Movie: “School of Rock” dir. by Richard Linklater (2003)

My dad showed me this film for the first time at a family friend’s house and ever since then, it’s been an annual watch in our household. Jack Black puts on an epic performance as Dewey Finn, a burnt-out guitarist, who ventures over to an elite private school in desperate need of work. In doing so, he teaches the kids the ways of rock music in the hopes that he can create a band out of the adolescents. The musical references, dialogue, setting and characters all contribute to the overall feeling of the 2000s. Music lovers from all generations can find a common ground in this film. The storyline also explores the lack of emphasis people place on the arts and outlets for expression that don’t fit an intellectual framework.
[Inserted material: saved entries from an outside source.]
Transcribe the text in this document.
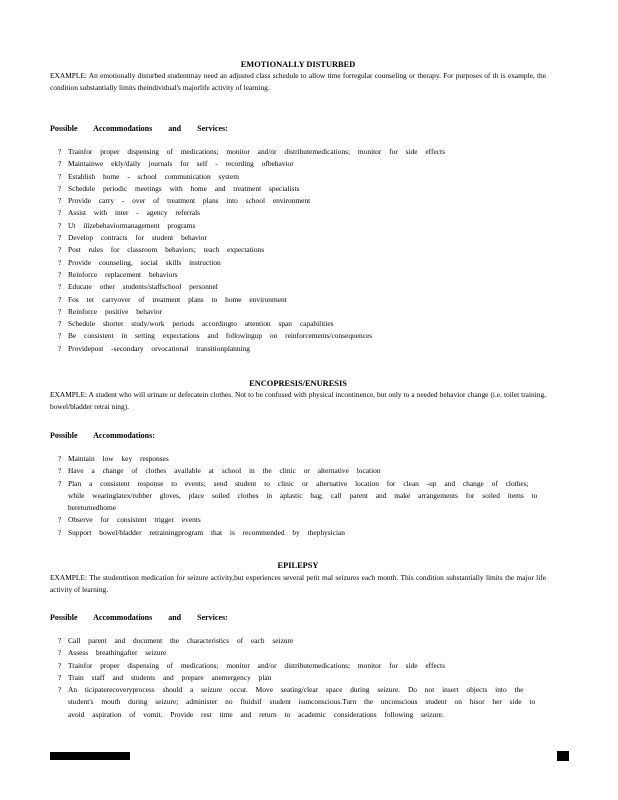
EMOTIONALLY DISTURBED
EXAMPLE: An emotionally disturbed studentmay need an adjusted class schedule to allow time forregular counseling or therapy. For purposes of th is example, the condition substantially limits theindividual's majorlife activity of learning.
Possible Accommodations and Services:
? Trainfor proper dispensing of medications; monitor and/or distributemedications; monitor for side effects
? Maintainwe ekly/daily journals for self - recording ofbehavior
? Establish home - school communication system
? Schedule periodic meetings with home and treatment specialists
? Provide carry - over of treatment plans into school environment
? Assist with inter - agency referrals
? Ut ilizebehaviormanagement programs
? Develop contracts for student behavior
? Post rules for classroom behaviors; teach expectations
? Provide counseling, social skills instruction
? Reinforce replacement behaviors
? Educate other students/staffschool personnel
? Fos ter carryover of treatment plans to home environment
? Reinforce positive behavior
? Schedule shorter study/work periods accordingto attention span capabilities
? Be consistent in setting expectations and followingup on reinforcements/consequences
? Providepost -secondary orvocational transitionplanning
ENCOPRESIS/ENURESIS
EXAMPLE: A student who will urinate or defecatein clothes. Not to be confused with physical incontinence, but only to a needed behavior change (i.e. toilet training, bowel/bladder retrai ning).
Possible Accommodations:
? Maintain low key responses
? Have a change of clothes available at school in the clinic or alternative location
? Plan a consistent response to events; send student to clinic or alternative location for clean -up and change of clothes; while wearinglatex/rubber gloves, place soiled clothes in aplastic bag; call parent and make arrangements for soiled items to bereturnedhome
? Observe for consistent trigger events
? Support bowel/bladder retrainingprogram that is recommended by thephysician
EPILEPSY
EXAMPLE: The studenttison medication for seizure activity,but experiences several petit mal seizures each month. This condition substantially limits the major life activity of learning.
Possible Accommodations and Services:
? Call parent and document the characteristics of each seizure
? Assess breathingafter seizure
? Trainfor proper dispensing of medications; monitor and/or distributemedications; monitor for side effects
? Train staff and students and prepare anemergency plan
? An ticipaterecoveryprocess should a seizure occur. Move seating/clear space during seizure. Do not insert objects into the student's mouth during seizure; administer no fluidsif student isunconscious.Turn the unconscious student on hisor her side to avoid aspiration of vomit. Provide rest time and return to academic considerations following seizure.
Many of the children’s parents were against their kid’s talents and desires to pursue music until they saw them perform at the end of the Battle of the Bands competition. Black’s character manages to spot the talent in the classroom and the potential his students have in the music industry. There is no harm in being reminded of this every so often, as I’m sure many kids have dealt with a lack of support in pursuing their passions. The film reminds us that even through an unconventional route, there are still lessons to be learned and opportunities that await us outside of what is expected of us. 

 

T.V. Show: “Adventure Time” (2010)

Talk about nostalgia! Adventure Time was one of my favorite shows growing up and I make an effort to keep it on my watchlist today. The show follows best friends, Finn the Human and Jake the Dog, on their adventures in the Land of Ooo. They face evil, mainly from the wrath of the Ice King, and also interact with many of the show’s other characters like Princess Bubblegum and Marceline to name a few. The light but engaging plotline is a nice break from the harsh realities that a lot of live shows bring to life. The world that Pendelton Ward has created is an environment where fantasy elements are brought to life in a normalized way, due in part to the humor and dialogue. Even though Finn and Jake end up in extremely bizarre situations with strange creatures, they always learn lessons that are relevant in both worlds (the imaginary and the real). It’s extremely therapeutic to watch these shows that as a kid, were just visually stimulating. Having the ability to rewatch and take in the messages from the show is healing for the inner child. I have been protecting my piece by bringing this show. 

 

Song: “I am Free” by Tash Sultana (2021)

Tash Sultana approaches music with an experimental approach, layering sounds and instruments to create beautiful melodies. This song in particular is one of my favorites because the tune creates a state of relaxation for the listener. Strings layer onto sounds of ocean waves and in the main part of the chorus, all of the vocals sink with different pitches creating a song that sounds spiritual. The message also works in tandem with the instruments to evoke that feeling of how we oftentimes get wrapped up in the chaos that a lot of the world creates, but also how that wasn’t the original intention. Sultana writes, “..And you don’t need money to be happy, No, you can just be free. I am free.” It’s a simple, short, but sweet message to have buzzing in your ears. There is an acknowledgment of fame and wealth not so much being a source of happiness, but rather a pressure to achieve it. Once you realize that these pressures only bear more stress than fulfillment, you realize that true happiness lies in having the power to be an individual. In its entirety, the song is quite personal to me and I encourage you to give it a listen.